Are you portioning your food correctly?
Are you bringing your own lunch to work?
Have you stopped drinking sugared sodas and juices?  If the weight’s not coming off, chances are
you’ve not made the changes you thought you had.  This is where programs like Weight Watchers
can be so beneficial.  They give people wanting
to lose weight, clear information and guidelines, that if followed in an
ongoing way, will help.
For those with
drug and alcohol problems 12-step programs such as AA and NA can be life savers.  Their mission is crystal clear, people coming
together with unified goals–don’t drink or drug.  To this end there is a very matter-of-fact
behavioral plan laid down–don’t use, show up to meetings, call your sponsor or
get to a meeting when you get a craving and so forth.  And of course their famous mantra, “One
Day at a Time.”  Yup, maintaining
change is about managing the behavior one day at a time.
The good news is
that over time the energy expended in creating behavioral change takes root.  This makes tremendous sense, practice makes
perfect.  My desires to write, maintain
healthy eating habits or exercise turn from wishes into concrete habits, with
daily practice.  Yes, I still get the
impulses to screw off and play Words with
instead of finishing the next chapter.  But my mind has been trained that this is the
time to write, and so I do.


  • Charles Atkins
    9 years ago

    I use the distractions as rewards.
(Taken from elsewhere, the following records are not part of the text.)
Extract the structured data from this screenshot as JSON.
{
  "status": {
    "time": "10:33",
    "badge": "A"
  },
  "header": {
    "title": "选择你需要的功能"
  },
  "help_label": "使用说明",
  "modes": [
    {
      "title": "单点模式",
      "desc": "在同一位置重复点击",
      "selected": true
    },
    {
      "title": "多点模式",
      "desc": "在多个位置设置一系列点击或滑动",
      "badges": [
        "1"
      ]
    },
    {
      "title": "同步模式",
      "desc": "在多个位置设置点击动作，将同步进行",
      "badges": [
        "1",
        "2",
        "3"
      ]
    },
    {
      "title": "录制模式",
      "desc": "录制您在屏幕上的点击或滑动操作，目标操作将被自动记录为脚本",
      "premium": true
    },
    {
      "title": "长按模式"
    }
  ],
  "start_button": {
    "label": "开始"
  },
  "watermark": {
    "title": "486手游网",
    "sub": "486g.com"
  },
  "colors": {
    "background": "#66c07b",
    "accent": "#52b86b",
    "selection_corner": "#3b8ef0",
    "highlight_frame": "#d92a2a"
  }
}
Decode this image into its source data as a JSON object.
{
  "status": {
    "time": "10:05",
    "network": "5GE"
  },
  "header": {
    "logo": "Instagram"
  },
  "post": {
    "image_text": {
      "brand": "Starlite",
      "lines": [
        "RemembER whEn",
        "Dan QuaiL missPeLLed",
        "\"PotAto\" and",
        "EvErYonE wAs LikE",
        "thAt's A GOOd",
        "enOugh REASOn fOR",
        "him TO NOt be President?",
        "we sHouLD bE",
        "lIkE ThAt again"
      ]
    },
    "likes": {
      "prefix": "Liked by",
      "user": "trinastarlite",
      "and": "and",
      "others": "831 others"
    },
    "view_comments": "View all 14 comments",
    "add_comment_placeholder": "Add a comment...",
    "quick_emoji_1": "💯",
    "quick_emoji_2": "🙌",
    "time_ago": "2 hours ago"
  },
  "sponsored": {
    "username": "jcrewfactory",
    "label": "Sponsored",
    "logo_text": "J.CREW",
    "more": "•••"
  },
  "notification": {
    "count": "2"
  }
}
The writing–because I've made it a priority–always comes first. When I'm done, I get a reward. It's behaviorism at it's most basic. It works for me.

  • Leona Raisin
    9 years ago

    As a sometimes writer myself, Words With Friends seems a more appropriate time-waster than, say, television. Bottom line, my manuscript has fewer pages being added. Distracted by WWF and TV. I will always justify my TV time as long as I can tie it back to wordplay. Blame my love of Scrabble, WWF and TV trivia for me creating my blog and the anagrams I invent. Still, all these distractions keep me away from my writing.